With all the remakes and reboots of popular properties from decades past currently being made, there are, no doubt, efforts by filmmakers of all stripes to adapt those stories for modern audiences. Even if your tale will be told in the past, there is something to be said for bringing a character’s mind set into the current day a bit, to make them more accessible. And it looks like the new version of the Tarzan story, The Legend of Tarzan, will go for the same thing.

The film’s director, David Yates, spoke to USA Today about how Jane will differ from how we’ve come to know her in other popular versions of the Tarzan story:
[She is] in no way a passive partner to Tarzan. She’s a really strong, assertive, beautifully knowledgeable, very sexy modern woman who can more than look after herself. In a way, it’s a story of two human beings and how they save each other.

Well, this is intriguing. The story still takes place in a time firmly known as the past, 1880s Victorian London, to be precise, but it’s clear the director didn’t want Jane (Margot Robbie) to take a backseat to Tarzan (Alexander Skarsgård) or take a backseat to the action of the film.

The Legend of Tarzan will not start at the typical human-king-of-the-jungle-discovered-by-explorers part of the story, but will, instead, deal with a Tarzan who’s already 10 years removed from his jungle life in the Congo. Tarzan (again known by his birth name and title, John Clayton III, Lord Greystoke) and Jane have been living happily together in London as husband and wife, when he gets called to work as an emissary of Parliament back in his old home. Adventure aplenty kicks off when Jane and old friends are put into danger.

Well, Margot Robbie seems to be just the right kind of actress for the role. Her star has been experiencing a meteoric rise in the last few years, with notable parts in films like The Wolf of Wall Street, Z for Zachariah, Focus, and in the highly anticipated Suicide Squad. She’s got the right combination of cool-headed charm and tough lady accessibility to make this part a dream fit for her. I can imagine her Jane as a polite London lady who can easily get down and dirty when the circumstances force her to.

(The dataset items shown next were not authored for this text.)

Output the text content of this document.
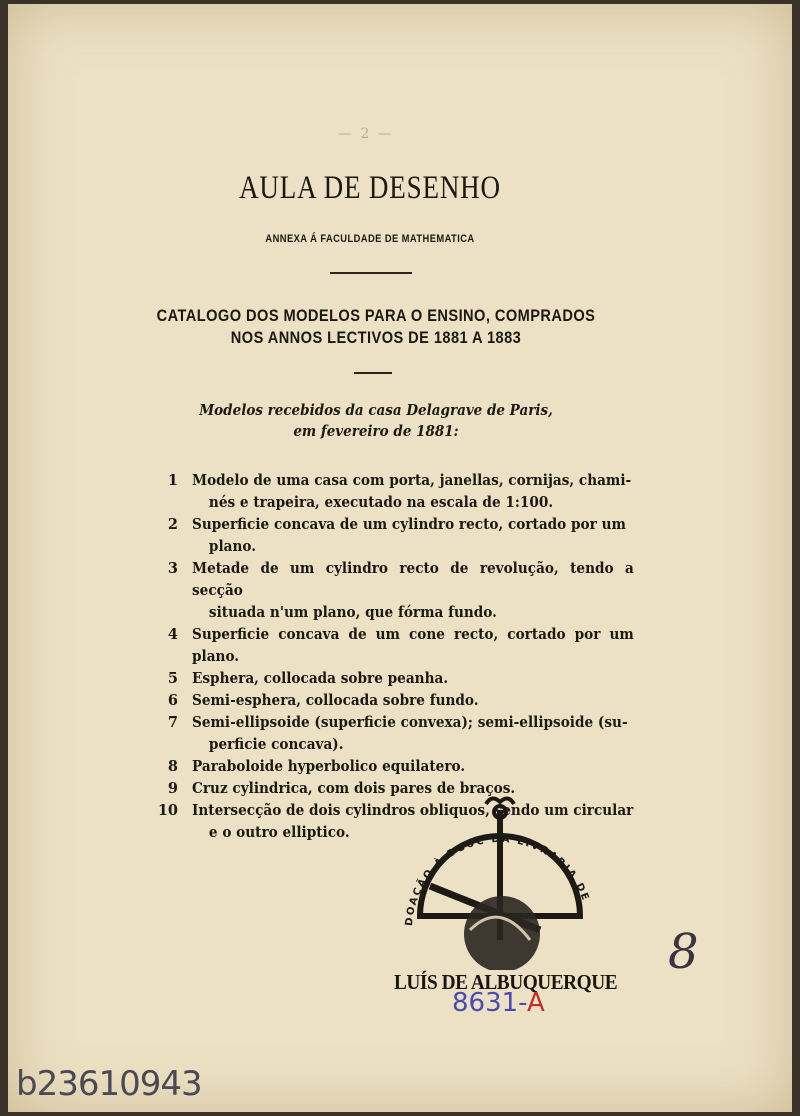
— 2 —
AULA DE DESENHO
ANNEXA Á FACULDADE DE MATHEMATICA
CATALOGO DOS MODELOS PARA O ENSINO, COMPRADOS
NOS ANNOS LECTIVOS DE 1881 A 1883
Modelos recebidos da casa Delagrave de Paris,
em fevereiro de 1881:
1 Modelo de uma casa com porta, janellas, cornijas, chami-
nés e trapeira, executado na escala de 1:100.
2 Superficie concava de um cylindro recto, cortado por um
plano.
3 Metade de um cylindro recto de revolução, tendo a secção
situada n'um plano, que fórma fundo.
4 Superficie concava de um cone recto, cortado por um plano.
5 Esphera, collocada sobre peanha.
6 Semi-esphera, collocada sobre fundo.
7 Semi-ellipsoide (superficie convexa); semi-ellipsoide (su-
perficie concava).
8 Paraboloide hyperbolico equilatero.
9 Cruz cylindrica, com dois pares de braços.
10 Intersecção de dois cylindros obliquos, sendo um circular
e o outro elliptico.
DOAÇÃO À BGUC DA LIVRARIA DE
LUÍS DE ALBUQUERQUE
8631-A
8
b23610943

It makes perfect sense that David Yates would want Jane to be a strong woman who gets in on the action. While Janes of the past would definitely fit into the sassy, spunky category of movie heroines, they, in fact, tended not to be very heroic. There was always a lot of peril that those ladies were in the middle of, and usually they talked a good game but really needed Tarzan to get out of any and all scrapes remotely unscathed.

So, will Margot Robbie's Jane be the badass that lovers of the Tarzan stories have wanted? We only have until July 1, 2016 to find out, when The Legend of Tarzan finally hits theaters.